In his other hand was a cellphone. He handed the phone to Michael. For a moment, Michael couldn’t move. But the insanity of the moment soon propelled him forward. He took the phone from the young man, put it to his ear.
“His name is Kolya,” Aleks said. “He does not want to harm you, but will if I give him the order. His father was a corporal in the federal army, and a vicious man. A sociopath by all accounts. I have no reason to believe that the apple has fallen far from the tree. Do you understand this?”
Michael glanced at Kolya. The young man lowered the gun slightly, leaned against the door jamb. Michael took a deep breath. “Yes.”
“I am most pleased to hear this. And, if it puts to bed your fears for the moment, let me say that your wife and your adopted daughters are just fine, and they will remain that way, as long as you do what I say.”
Your adopted daughters, Michael thought.
“May I please speak to my wife?”
“No.”
Michael wondered what had happened to the real painter. He shuddered at the possibilities. He tried to calm himself, to tell himself that there was only one job: getting his family back.
“Are you ready to listen?” Aleksander Savisaar asked.
“Yes,” Michael said. “What do you want me to do?”
THIRTY
Sondra Arsenault stared at the television, an icy hand squeezing her heart. In the past twenty-four hours she had not eaten, had not left the house, except to get the mail, and even then she had all but run back to the front porch and slammed and locked the door, as if being chased by invisible demons. She had not slept a single minute. She had alternated between pots of black coffee, vitamins, scalding showers, and runs on the treadmill. She had taken her blood pressure a dozen times, each time registerin
g a higher reading. She had cleaned the refrigerator.

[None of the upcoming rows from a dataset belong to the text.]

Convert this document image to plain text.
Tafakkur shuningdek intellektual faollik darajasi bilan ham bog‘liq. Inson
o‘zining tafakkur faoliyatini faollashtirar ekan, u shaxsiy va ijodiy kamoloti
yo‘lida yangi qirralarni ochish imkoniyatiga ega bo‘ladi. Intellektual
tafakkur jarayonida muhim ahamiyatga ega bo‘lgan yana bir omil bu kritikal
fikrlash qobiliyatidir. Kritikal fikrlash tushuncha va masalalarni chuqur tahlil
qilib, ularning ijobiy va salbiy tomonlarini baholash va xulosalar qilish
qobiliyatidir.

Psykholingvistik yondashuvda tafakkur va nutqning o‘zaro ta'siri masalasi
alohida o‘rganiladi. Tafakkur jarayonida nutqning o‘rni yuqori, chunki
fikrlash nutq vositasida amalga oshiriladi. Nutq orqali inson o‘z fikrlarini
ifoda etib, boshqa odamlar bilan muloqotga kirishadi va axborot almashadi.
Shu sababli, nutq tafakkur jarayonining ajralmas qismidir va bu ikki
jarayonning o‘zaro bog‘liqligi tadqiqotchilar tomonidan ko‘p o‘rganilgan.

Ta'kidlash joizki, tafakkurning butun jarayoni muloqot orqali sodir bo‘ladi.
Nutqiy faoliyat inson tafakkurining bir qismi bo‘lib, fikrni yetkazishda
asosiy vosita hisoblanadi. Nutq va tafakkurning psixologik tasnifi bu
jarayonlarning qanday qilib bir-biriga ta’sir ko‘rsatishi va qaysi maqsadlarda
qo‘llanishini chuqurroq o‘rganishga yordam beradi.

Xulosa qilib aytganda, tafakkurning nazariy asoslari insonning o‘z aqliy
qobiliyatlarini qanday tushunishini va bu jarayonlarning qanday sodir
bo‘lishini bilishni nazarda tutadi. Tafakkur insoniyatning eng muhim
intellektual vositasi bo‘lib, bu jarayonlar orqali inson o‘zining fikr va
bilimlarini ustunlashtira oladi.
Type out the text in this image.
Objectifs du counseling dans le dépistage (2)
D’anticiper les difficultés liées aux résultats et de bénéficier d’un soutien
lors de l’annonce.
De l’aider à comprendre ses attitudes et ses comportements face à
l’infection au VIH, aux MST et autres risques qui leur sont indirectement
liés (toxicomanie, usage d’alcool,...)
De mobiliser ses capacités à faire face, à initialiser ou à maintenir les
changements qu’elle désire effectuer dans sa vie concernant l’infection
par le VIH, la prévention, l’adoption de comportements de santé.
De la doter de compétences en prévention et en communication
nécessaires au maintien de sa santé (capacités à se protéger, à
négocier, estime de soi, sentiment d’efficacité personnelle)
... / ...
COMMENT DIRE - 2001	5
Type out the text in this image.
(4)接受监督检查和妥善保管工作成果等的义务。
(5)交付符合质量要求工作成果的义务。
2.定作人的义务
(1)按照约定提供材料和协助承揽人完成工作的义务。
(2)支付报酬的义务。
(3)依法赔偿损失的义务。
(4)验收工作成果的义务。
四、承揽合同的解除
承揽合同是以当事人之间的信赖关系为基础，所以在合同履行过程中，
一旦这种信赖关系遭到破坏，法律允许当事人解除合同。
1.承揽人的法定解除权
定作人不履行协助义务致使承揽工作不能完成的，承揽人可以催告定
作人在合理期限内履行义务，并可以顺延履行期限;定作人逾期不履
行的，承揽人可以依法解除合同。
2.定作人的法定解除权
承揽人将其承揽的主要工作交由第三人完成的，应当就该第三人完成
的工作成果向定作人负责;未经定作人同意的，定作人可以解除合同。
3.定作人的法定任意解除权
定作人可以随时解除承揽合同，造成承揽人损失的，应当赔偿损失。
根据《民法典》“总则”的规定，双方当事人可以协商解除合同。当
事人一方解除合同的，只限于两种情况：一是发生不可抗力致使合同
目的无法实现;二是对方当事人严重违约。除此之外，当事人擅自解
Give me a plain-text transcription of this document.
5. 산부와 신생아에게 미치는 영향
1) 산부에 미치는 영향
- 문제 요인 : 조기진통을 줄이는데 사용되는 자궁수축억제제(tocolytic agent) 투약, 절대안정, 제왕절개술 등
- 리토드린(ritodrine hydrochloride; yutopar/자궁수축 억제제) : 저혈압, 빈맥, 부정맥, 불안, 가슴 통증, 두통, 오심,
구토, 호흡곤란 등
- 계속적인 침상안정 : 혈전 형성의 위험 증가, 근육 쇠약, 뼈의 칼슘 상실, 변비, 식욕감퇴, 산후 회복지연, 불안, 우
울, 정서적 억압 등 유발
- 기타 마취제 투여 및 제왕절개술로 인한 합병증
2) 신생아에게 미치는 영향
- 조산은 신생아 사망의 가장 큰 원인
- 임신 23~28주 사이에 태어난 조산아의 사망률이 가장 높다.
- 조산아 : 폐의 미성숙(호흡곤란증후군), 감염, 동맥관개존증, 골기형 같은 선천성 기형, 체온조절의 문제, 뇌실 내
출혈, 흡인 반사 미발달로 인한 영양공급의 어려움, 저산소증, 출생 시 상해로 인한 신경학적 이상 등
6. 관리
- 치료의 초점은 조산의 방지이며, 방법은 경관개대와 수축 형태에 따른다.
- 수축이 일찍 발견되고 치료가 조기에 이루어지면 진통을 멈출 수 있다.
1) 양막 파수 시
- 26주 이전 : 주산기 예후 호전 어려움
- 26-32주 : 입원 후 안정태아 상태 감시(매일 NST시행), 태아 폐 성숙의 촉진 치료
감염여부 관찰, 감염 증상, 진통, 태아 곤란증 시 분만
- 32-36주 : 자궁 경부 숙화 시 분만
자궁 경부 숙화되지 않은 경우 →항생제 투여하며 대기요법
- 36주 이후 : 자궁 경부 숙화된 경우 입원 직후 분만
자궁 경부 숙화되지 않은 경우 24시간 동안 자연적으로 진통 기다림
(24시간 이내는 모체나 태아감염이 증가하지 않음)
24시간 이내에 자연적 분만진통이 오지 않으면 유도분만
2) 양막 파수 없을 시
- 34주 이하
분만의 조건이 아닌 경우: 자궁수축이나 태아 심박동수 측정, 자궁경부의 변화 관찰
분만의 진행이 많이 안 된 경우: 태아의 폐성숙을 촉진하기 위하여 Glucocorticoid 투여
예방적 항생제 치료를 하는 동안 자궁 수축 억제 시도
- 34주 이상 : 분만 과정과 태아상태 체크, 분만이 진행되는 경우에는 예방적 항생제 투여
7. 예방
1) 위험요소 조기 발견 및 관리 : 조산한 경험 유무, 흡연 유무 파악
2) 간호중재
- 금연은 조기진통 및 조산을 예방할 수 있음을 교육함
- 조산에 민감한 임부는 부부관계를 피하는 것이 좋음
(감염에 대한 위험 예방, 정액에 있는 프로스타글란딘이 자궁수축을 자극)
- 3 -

Twice.
Now, watching this news report, she realized her fears had not only been justified, but horribly understated. There was a good chance that, before the day was over, her world would end.
At six o’clock James walked through the door, his briefcase bulging at the seams, a pile of papers under his arm. As one of the newer teachers at Franklin Middle School he not only taught English but also a fourth-grade civics class, and served as the school’s soccer coach. In the past three months he had lost fifteen pounds from his already tall and lanky frame. At fifty-one, he was beginning to walk with an old man’s slouch.
James kissed Sondra on the top of her head – Sondra was nearly a foot shorter, and they had fallen into this routine years earlier – put his case and papers on the dining-room table, and crossed into the kitchen.
The kids were staying with Sondra’s mother in Mamaroneck for a few days, and the house was preternaturally quiet, a state made even more pronounced to Sondra by the savage beating of her heart. She could swear she heard her diastolic pressure rise and fall.
James reached into the cupboard over the stove, took down a bottle of Maker’s Mark. It had become a ritual for him. One drink before retiring to what passed for a den in their three-bedroom colonial. He would mark papers for an hour before dinner, catch up on his e-mail. If something unusual happened at school that day, this would be the ten-minute window in which he told his wife.
This was one of those days.
“You’re not going to believe what happened today,” James began. “One of the kids in my civics class, this big fourth-grader who thought it would be a good idea to bring a pair of chameleons to school -”
“I have something to tell you.”
James stopped pouring his drink, his shoulders sagging. All the dark possibilities of what might be coming his way danced across his face – an affair, a disease, a divorce, something happened to the kids. As long as Sondra had known him, he had never faced adversity well. He was a good husband, a great father, but a warrior he was not. It was Sondra who was always on point in every conflict they had faced as a couple, as a family. It was Sondra who stared down the dangers and misfortunes of their lives.